This information is for people who have a child with attention deficit hyperactivity disorder ( ADHD). It tells you about behaviour therapy, a treatment used for ADHD. It is based on the best and most up-to-date research.
Does it work?
We don't know. Behaviour therapy may help you and your child cope better with attention deficit hyperactivity disorder (ADHD). But we don't know for certain if it will help your child's symptoms when used on its own.
There is some evidence that children who have behaviour therapy along with a drug treatment may do better than those who have either treatment on its own. To learn more, see Methylphenidate plus behaviour therapy.
What is it?
In behaviour therapy, a trained therapist counsels and supports your child and family, and teaches you how to manage the behaviour of ADHD.

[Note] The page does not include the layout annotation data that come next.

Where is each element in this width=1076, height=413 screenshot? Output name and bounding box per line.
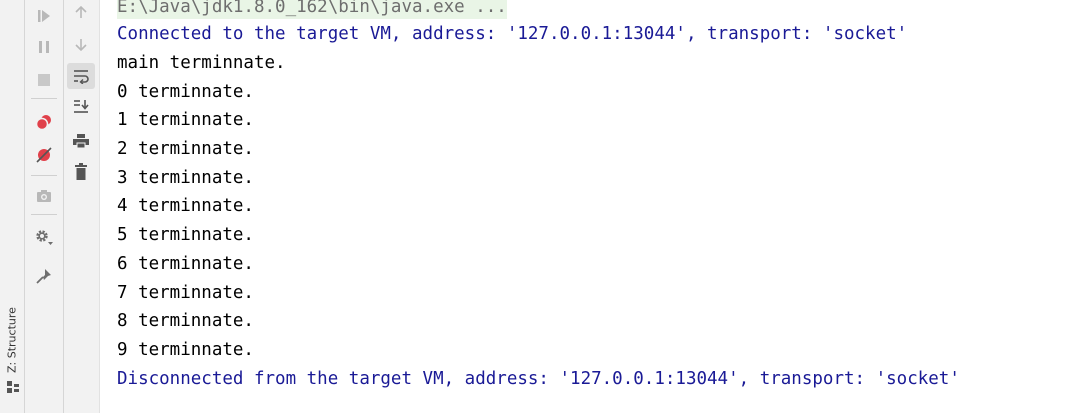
toolbar-divider xyxy=(31,98,57,99)
output-line: 0 terminnate. xyxy=(117,82,254,102)
print-button[interactable] xyxy=(68,129,94,153)
pause-icon xyxy=(39,41,49,53)
output-line: 7 terminnate. xyxy=(117,283,254,303)
pin-icon xyxy=(36,269,51,284)
scroll-to-end-button[interactable] xyxy=(68,94,94,118)
camera-icon xyxy=(37,190,51,202)
command-line: E:\Java\jdk1.8.0_162\bin\java.exe ... xyxy=(117,0,507,19)
scroll-end-icon xyxy=(74,100,89,113)
output-line: 3 terminnate. xyxy=(117,168,254,188)
debug-toolbar xyxy=(25,0,64,413)
soft-wrap-toggle[interactable] xyxy=(67,63,95,89)
print-icon xyxy=(73,134,89,149)
arrow-up-icon xyxy=(75,5,87,18)
connected-message: Connected to the target VM, address: '12… xyxy=(117,24,908,44)
structure-tab[interactable]: Z: Structure xyxy=(3,300,21,380)
disconnected-message: Disconnected from the target VM, address… xyxy=(117,369,960,389)
next-occurrence-button[interactable] xyxy=(68,33,94,57)
view-breakpoints-button[interactable] xyxy=(31,110,57,134)
output-line: 4 terminnate. xyxy=(117,196,254,216)
toolbar-divider xyxy=(31,175,57,176)
mute-breakpoints-icon xyxy=(36,147,52,163)
gear-icon xyxy=(36,230,53,245)
stop-button[interactable] xyxy=(31,68,57,92)
structure-tool-strip: Z: Structure xyxy=(0,0,25,413)
resume-button[interactable] xyxy=(31,4,57,28)
console-toolbar xyxy=(64,0,100,413)
clear-all-button[interactable] xyxy=(68,160,94,184)
settings-button[interactable] xyxy=(31,225,57,249)
output-line: 6 terminnate. xyxy=(117,254,254,274)
structure-icon xyxy=(7,381,19,393)
soft-wrap-icon xyxy=(74,70,89,84)
output-line: 5 terminnate. xyxy=(117,225,254,245)
breakpoints-icon xyxy=(35,115,51,131)
output-line: 9 terminnate. xyxy=(117,340,254,360)
get-thread-dump-button[interactable] xyxy=(31,184,57,208)
console-output[interactable]: E:\Java\jdk1.8.0_162\bin\java.exe ... Co… xyxy=(117,0,1076,413)
output-line: 1 terminnate. xyxy=(117,110,254,130)
previous-occurrence-button[interactable] xyxy=(68,0,94,24)
resume-icon xyxy=(38,10,50,22)
output-line: main terminnate. xyxy=(117,53,286,73)
toolbar-divider xyxy=(31,214,57,215)
pin-tab-button[interactable] xyxy=(31,264,57,288)
output-line: 8 terminnate. xyxy=(117,311,254,331)
output-line: 2 terminnate. xyxy=(117,139,254,159)
mute-breakpoints-button[interactable] xyxy=(31,143,57,167)
pause-button[interactable] xyxy=(31,35,57,59)
stop-icon xyxy=(38,74,50,86)
arrow-down-icon xyxy=(75,39,87,52)
trash-icon xyxy=(75,163,87,180)
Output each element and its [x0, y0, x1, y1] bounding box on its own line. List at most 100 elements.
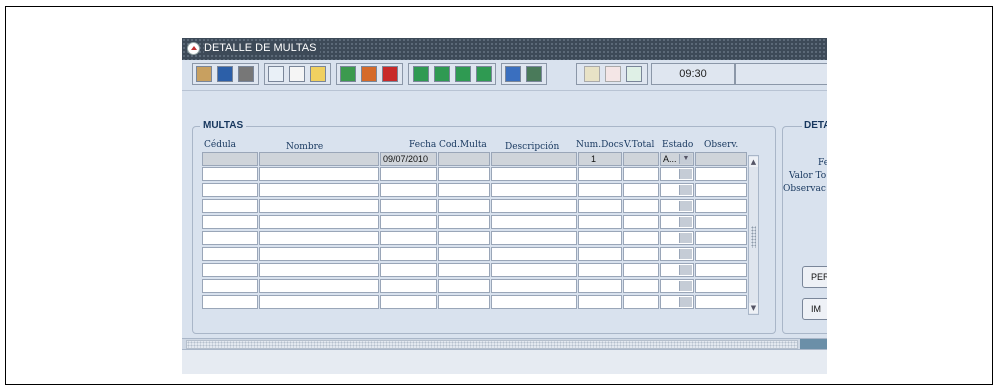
cell-nombre[interactable]	[259, 199, 379, 213]
cell-estado-select[interactable]	[660, 167, 694, 181]
cell-cod-multa[interactable]	[438, 279, 490, 293]
cell-fecha[interactable]	[380, 247, 437, 261]
cell-descripcion[interactable]	[491, 183, 577, 197]
cell-num-docs[interactable]	[578, 279, 622, 293]
cell-cedula[interactable]	[202, 263, 258, 277]
cell-fecha[interactable]	[380, 183, 437, 197]
cell-estado-select[interactable]	[660, 279, 694, 293]
cell-fecha[interactable]	[380, 215, 437, 229]
horizontal-scroll-thumb[interactable]	[186, 340, 798, 349]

The term behaviour therapy covers a wide range of treatments. They are based on the idea that all behaviour is learnt and can be unlearnt. Some treatments involve working with a therapist one-to-one. Others involve group activities with other children or parents. Your child's teacher may also be involved in the therapy.
Therapy can be used on its own, or combined with drug treatment.
To learn about the different types of therapies, see Therapies to manage ADHD.
Behaviour therapy most often involves a system of rewards and penalties. This is sometimes called positive reinforcement. Here's how it works:  
Parents identify a few types of behaviour they want to encourage, such as getting ready for bed on time
These are explained clearly to the child
The child then gets a small reward (such as a special privilege) for behaving in the ideal way, or a small penalty (such as time alone in their room) for poor behaviour.
The aim is to help children plan ahead and choose the right behaviour.
How can it help?
We're not sure behaviour therapy can help your child's behaviour get better, when it is used on its own. There's not enough good evidence to say one way or the other.
However, we do know that your child is likely to benefit from having a combination of behaviour therapy and medication such as methylphenidate. 
Also, you may feel more supported and able to cope if your child's treatment includes therapy as well as drugs. Therapy may allow your child to manage his or her behaviour with a lower dose of drugs. This can reduce the risk of side effects.    
One study also found that behaviour training for parents helped improve children's behaviour more than just usual care. Children were also less likely to be taking medications for ADHD at the end of the study if their parents had behaviour training. However, the researchers didn't find any differences in the children's symptoms of ADHD. 
One study found that children who have anxiety disorder as well as ADHD may be helped by behaviour therapy.